アスラン達がアイセンブに来た当日、コジモの計らいで立派な宿を用意してもらっていた。

三食付きで、必要な物はすぐに用意してくれている。

一行は、翌日以降二手に分かれることにした。

フランチェスコは実家の様子を伺いに、それ以外は特殊部隊との訓練をすることになっていた。

しかし、翌朝には宿にコラソンが来ていた。

どうやら、ロタリオを見付けたらしい。その報せを聞いて、アキラはコラソンと共にロタリオの元へ赴いた。

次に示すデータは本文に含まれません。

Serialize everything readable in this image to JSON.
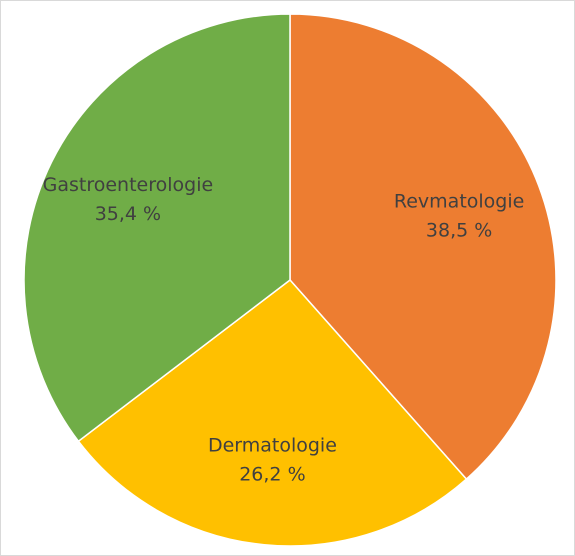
{
  "chart_data": {
    "type": "pie",
    "categories": [
      "Revmatologie",
      "Dermatologie",
      "Gastroenterologie"
    ],
    "values": [
      38.5,
      26.2,
      35.4
    ],
    "value_labels": [
      "38,5 %",
      "26,2 %",
      "35,4 %"
    ],
    "colors": [
      "#ed7d31",
      "#ffc000",
      "#70ad47"
    ]
  }
}
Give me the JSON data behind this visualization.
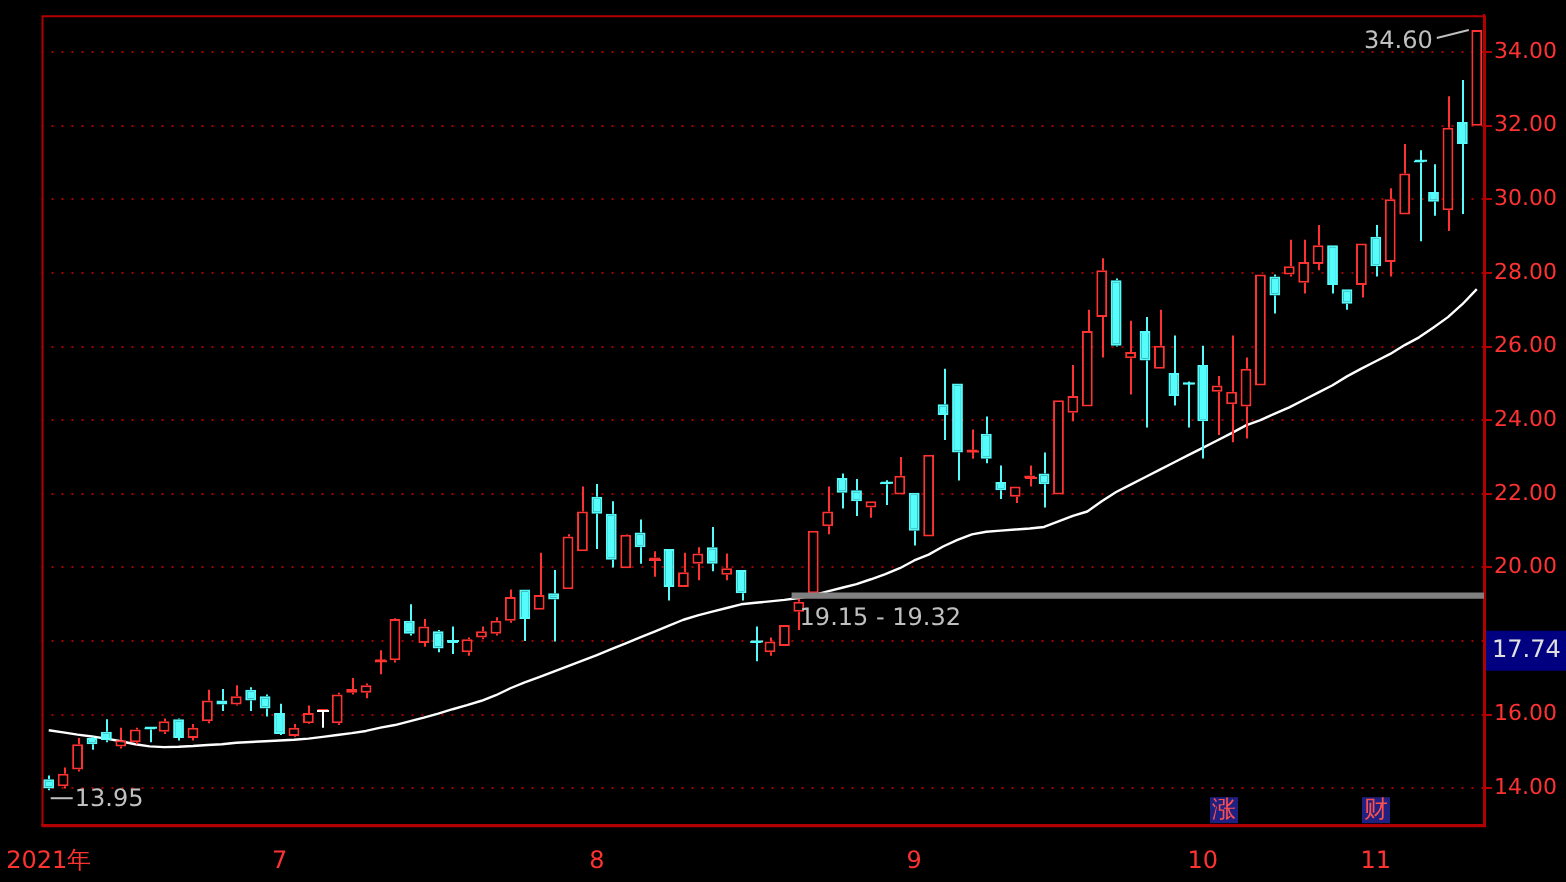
{
  "chart_data": {
    "type": "candlestick",
    "categories": [
      "2021年",
      null,
      null,
      null,
      null,
      null,
      null,
      null,
      null,
      null,
      null,
      null,
      null,
      null,
      null,
      null,
      "7",
      null,
      null,
      null,
      null,
      null,
      null,
      null,
      null,
      null,
      null,
      null,
      null,
      null,
      null,
      null,
      null,
      null,
      null,
      null,
      null,
      null,
      "8",
      null,
      null,
      null,
      null,
      null,
      null,
      null,
      null,
      null,
      null,
      null,
      null,
      null,
      null,
      null,
      null,
      null,
      null,
      null,
      null,
      null,
      "9",
      null,
      null,
      null,
      null,
      null,
      null,
      null,
      null,
      null,
      null,
      null,
      null,
      null,
      null,
      null,
      null,
      null,
      null,
      null,
      "10",
      null,
      null,
      null,
      null,
      null,
      null,
      null,
      null,
      null,
      null,
      null,
      "11",
      null,
      null,
      null,
      null,
      null,
      null,
      null
    ],
    "ohlc": [
      [
        14.25,
        14.35,
        13.95,
        14.0
      ],
      [
        14.06,
        14.57,
        14.0,
        14.4
      ],
      [
        14.51,
        15.37,
        14.46,
        15.2
      ],
      [
        15.37,
        15.4,
        15.05,
        15.2
      ],
      [
        15.54,
        15.88,
        15.25,
        15.31
      ],
      [
        15.14,
        15.65,
        15.08,
        15.31
      ],
      [
        15.25,
        15.65,
        15.2,
        15.6
      ],
      [
        15.65,
        15.65,
        15.25,
        15.6
      ],
      [
        15.54,
        15.9,
        15.48,
        15.82
      ],
      [
        15.88,
        15.9,
        15.3,
        15.37
      ],
      [
        15.37,
        15.75,
        15.3,
        15.65
      ],
      [
        15.82,
        16.68,
        15.77,
        16.39
      ],
      [
        16.39,
        16.7,
        16.1,
        16.28
      ],
      [
        16.28,
        16.8,
        16.25,
        16.5
      ],
      [
        16.68,
        16.75,
        16.1,
        16.39
      ],
      [
        16.5,
        16.55,
        15.95,
        16.17
      ],
      [
        16.05,
        16.3,
        15.45,
        15.48
      ],
      [
        15.42,
        15.75,
        15.4,
        15.65
      ],
      [
        15.77,
        16.25,
        15.75,
        16.05
      ],
      [
        16.1,
        16.1,
        15.65,
        16.1
      ],
      [
        15.77,
        16.6,
        15.72,
        16.55
      ],
      [
        16.6,
        17.0,
        16.55,
        16.7
      ],
      [
        16.6,
        16.85,
        16.45,
        16.8
      ],
      [
        17.45,
        17.75,
        17.1,
        17.48
      ],
      [
        17.48,
        18.62,
        17.42,
        18.6
      ],
      [
        18.55,
        19.0,
        18.15,
        18.2
      ],
      [
        17.95,
        18.6,
        17.85,
        18.4
      ],
      [
        18.27,
        18.3,
        17.7,
        17.8
      ],
      [
        18.0,
        18.4,
        17.65,
        17.95
      ],
      [
        17.7,
        18.1,
        17.6,
        18.05
      ],
      [
        18.1,
        18.4,
        18.05,
        18.27
      ],
      [
        18.2,
        18.65,
        18.15,
        18.55
      ],
      [
        18.55,
        19.4,
        18.5,
        19.2
      ],
      [
        19.4,
        19.4,
        18.0,
        18.6
      ],
      [
        18.85,
        20.4,
        18.85,
        19.25
      ],
      [
        19.3,
        19.93,
        17.99,
        19.13
      ],
      [
        19.41,
        20.9,
        19.41,
        20.84
      ],
      [
        20.44,
        22.2,
        20.44,
        21.52
      ],
      [
        21.92,
        22.27,
        20.5,
        21.46
      ],
      [
        21.46,
        21.8,
        20.0,
        20.21
      ],
      [
        19.98,
        20.9,
        19.98,
        20.89
      ],
      [
        20.95,
        21.3,
        20.1,
        20.55
      ],
      [
        20.2,
        20.44,
        19.75,
        20.27
      ],
      [
        20.5,
        20.5,
        19.1,
        19.47
      ],
      [
        19.47,
        20.4,
        19.47,
        19.87
      ],
      [
        20.1,
        20.55,
        19.65,
        20.38
      ],
      [
        20.55,
        21.1,
        19.9,
        20.1
      ],
      [
        19.8,
        20.38,
        19.65,
        19.98
      ],
      [
        19.93,
        19.93,
        19.1,
        19.3
      ],
      [
        17.99,
        18.4,
        17.45,
        17.95
      ],
      [
        17.7,
        18.1,
        17.6,
        17.99
      ],
      [
        17.87,
        18.44,
        17.87,
        18.44
      ],
      [
        18.8,
        19.15,
        18.3,
        19.07
      ],
      [
        19.3,
        21.0,
        19.2,
        21.0
      ],
      [
        21.12,
        22.2,
        20.9,
        21.52
      ],
      [
        22.43,
        22.55,
        21.6,
        22.03
      ],
      [
        22.1,
        22.4,
        21.4,
        21.8
      ],
      [
        21.63,
        21.8,
        21.35,
        21.8
      ],
      [
        22.3,
        22.37,
        21.7,
        22.26
      ],
      [
        21.98,
        23.0,
        21.98,
        22.49
      ],
      [
        22.03,
        22.03,
        20.6,
        21.0
      ],
      [
        20.84,
        23.06,
        20.84,
        23.06
      ],
      [
        24.43,
        25.4,
        23.46,
        24.14
      ],
      [
        25.0,
        25.0,
        22.36,
        23.12
      ],
      [
        23.15,
        23.75,
        22.95,
        23.2
      ],
      [
        23.63,
        24.1,
        22.83,
        22.95
      ],
      [
        22.32,
        22.77,
        21.86,
        22.1
      ],
      [
        21.92,
        22.2,
        21.75,
        22.2
      ],
      [
        22.43,
        22.77,
        22.2,
        22.5
      ],
      [
        22.55,
        23.12,
        21.63,
        22.26
      ],
      [
        21.98,
        24.54,
        21.98,
        24.54
      ],
      [
        24.2,
        25.5,
        23.97,
        24.66
      ],
      [
        24.37,
        27.0,
        24.37,
        26.42
      ],
      [
        26.8,
        28.4,
        25.7,
        28.07
      ],
      [
        27.8,
        27.85,
        26.0,
        26.02
      ],
      [
        25.68,
        26.7,
        24.7,
        25.85
      ],
      [
        26.42,
        26.8,
        23.8,
        25.62
      ],
      [
        25.4,
        27.0,
        25.4,
        26.02
      ],
      [
        25.28,
        26.3,
        24.4,
        24.66
      ],
      [
        25.0,
        25.05,
        23.8,
        24.97
      ],
      [
        25.5,
        26.02,
        22.96,
        23.97
      ],
      [
        24.77,
        25.2,
        23.6,
        24.94
      ],
      [
        24.43,
        26.3,
        23.4,
        24.77
      ],
      [
        24.37,
        25.7,
        23.5,
        25.4
      ],
      [
        24.94,
        27.96,
        24.94,
        27.96
      ],
      [
        27.9,
        27.96,
        26.9,
        27.39
      ],
      [
        27.96,
        28.9,
        27.9,
        28.18
      ],
      [
        27.73,
        28.9,
        27.44,
        28.3
      ],
      [
        28.24,
        29.3,
        28.07,
        28.75
      ],
      [
        28.75,
        28.75,
        27.44,
        27.67
      ],
      [
        27.56,
        27.56,
        27.0,
        27.16
      ],
      [
        27.67,
        28.8,
        27.33,
        28.8
      ],
      [
        28.98,
        29.3,
        27.9,
        28.18
      ],
      [
        28.3,
        30.3,
        27.9,
        30.0
      ],
      [
        29.59,
        31.5,
        29.59,
        30.7
      ],
      [
        31.05,
        31.33,
        28.86,
        31.0
      ],
      [
        30.2,
        30.95,
        29.55,
        29.93
      ],
      [
        29.7,
        32.8,
        29.14,
        31.94
      ],
      [
        32.1,
        33.24,
        29.6,
        31.5
      ],
      [
        32.0,
        34.6,
        32.0,
        34.6
      ]
    ],
    "series": [
      {
        "type": "line",
        "color": "#ffffff",
        "values": [
          15.58,
          15.52,
          15.46,
          15.41,
          15.35,
          15.28,
          15.2,
          15.14,
          15.12,
          15.13,
          15.15,
          15.18,
          15.2,
          15.24,
          15.26,
          15.28,
          15.3,
          15.32,
          15.35,
          15.4,
          15.45,
          15.5,
          15.56,
          15.65,
          15.72,
          15.82,
          15.92,
          16.03,
          16.15,
          16.26,
          16.38,
          16.53,
          16.72,
          16.88,
          17.02,
          17.17,
          17.32,
          17.47,
          17.62,
          17.78,
          17.94,
          18.1,
          18.26,
          18.42,
          18.58,
          18.7,
          18.8,
          18.9,
          19.0,
          19.04,
          19.08,
          19.12,
          19.17,
          19.25,
          19.35,
          19.45,
          19.55,
          19.68,
          19.82,
          19.98,
          20.19,
          20.35,
          20.57,
          20.75,
          20.9,
          20.97,
          21.0,
          21.03,
          21.06,
          21.1,
          21.25,
          21.4,
          21.52,
          21.8,
          22.05,
          22.25,
          22.45,
          22.65,
          22.85,
          23.05,
          23.25,
          23.45,
          23.65,
          23.86,
          24.0,
          24.18,
          24.35,
          24.55,
          24.75,
          24.95,
          25.19,
          25.4,
          25.6,
          25.8,
          26.04,
          26.25,
          26.52,
          26.8,
          27.15,
          27.56
        ]
      }
    ],
    "ylim": [
      13,
      35
    ],
    "yticks": [
      {
        "value": 14,
        "label": "14.00"
      },
      {
        "value": 16,
        "label": "16.00"
      },
      {
        "value": 18,
        "label": null
      },
      {
        "value": 20,
        "label": "20.00"
      },
      {
        "value": 22,
        "label": "22.00"
      },
      {
        "value": 24,
        "label": "24.00"
      },
      {
        "value": 26,
        "label": "26.00"
      },
      {
        "value": 28,
        "label": "28.00"
      },
      {
        "value": 30,
        "label": "30.00"
      },
      {
        "value": 32,
        "label": "32.00"
      },
      {
        "value": 34,
        "label": "34.00"
      }
    ],
    "grid": "y",
    "bands": [
      {
        "axis": "y",
        "from": 19.15,
        "to": 19.32,
        "label": "19.15 - 19.32",
        "color": "#808080"
      }
    ],
    "annotations": [
      {
        "text": "13.95",
        "x": "2021年",
        "y": 13.95
      },
      "34.60",
      {
        "text": "17.74",
        "y": 17.74
      },
      "涨",
      "财"
    ]
  }
}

ロタリオは、大通りから少し外れた路地にある、古臭い酒屋にいた。コラソンが発見した時から酔っており、足を蟹股に開き酒をあおっている。

その様子を見て、呆れた様にアキラが話しかける。

「はあ、あんた、アイセンブに帰ったら酒を止めるんじゃ無かったのか」

ロタリオは気だるそうにアキラを見る。腫れぼったい瞳はどんよりとして、下から睨めている。

「なんだあ、てめえ。関係ねえだろ」

不快感を露わに言い放つ。

「覚えてないか」

「生意気なガキなんぞ、覚えとらんわ」

「ふむ、確かに三年も経っているからな」

「人違いじゃねえか。こんな飲んだくれは放ってくれい」

酒瓶をひっくり返し、最後まで飲む。口からこぼれているが、気にする様子はない。

「…これでも思い出せないか」

瞬間、アキラは殺気を放つ。鋭く、嫌でも背筋に冷や汗が滲む。しかしそれでいて、どこか慈しみを感じさせる気配だった。

周囲の客も驚いてアキラを見る。

当のロタリオは、豆鉄砲を食らったように、目玉を剝いている。

「うそ…だろ…。お前さん、アキラじゃねえか!おい、マジか、本当に来るとは!」

「やっと思い出したか、おっさん、変わんねえな」

アキラもロタリオ笑顔を見せる。

再会の喜びもほどほどに、ロタリオの顔が曇る。

「来てくれて悪いんだが、約束の飛空艇、用意出来てなくてな…」

「ああ、設計場すら取り壊されたとか」

「そうなんだ。俺のことを快く思わん連中がいてな、逆恨みってやつよ。家も飛空艇も獲られ、今じゃこのザマだ」

ロタリオは自虐的な笑みを作る。

「飛空艇に関しては、この国にある物、どれでも使える様にします」

コラソンが言った。

「どういうことだ?それにあんたは」

「申し遅れました、私はコラソン。議員であるコジモ氏に、同盟国である東国の為に飛空艇技師から一隻借り上げる書類を頂いています」

「つまり?」

「つまり、貴方が以前設計した型、あるいは最新の型でも国の命として自由に使えるということです」

ロタリオの目が変わる。

「なるほど…ただの同盟国ではねえと思っていたが、それほど肩入れするたあな」

顎ひげを撫でながら言う。

「よっしゃ、“空帝”の名にかけて最高の船にすっか。そうと決まれば早速行くぞ」

ロタリオは新たに酒瓶を取り出し、二人の間を過ぎる。

「どこにいくんだ、おっさん」

「おれの設計場跡地よ。そこにここぞって時の為の魔水晶を置いてある。コラソンって言ったか、あんたも来てくれ」

「ええ、もちろんご一緒します」

飛空艇を取り上げられ、酒に溺れたロタリオが、かつての様に前を向いていることに嬉しさを感じたアキラだった。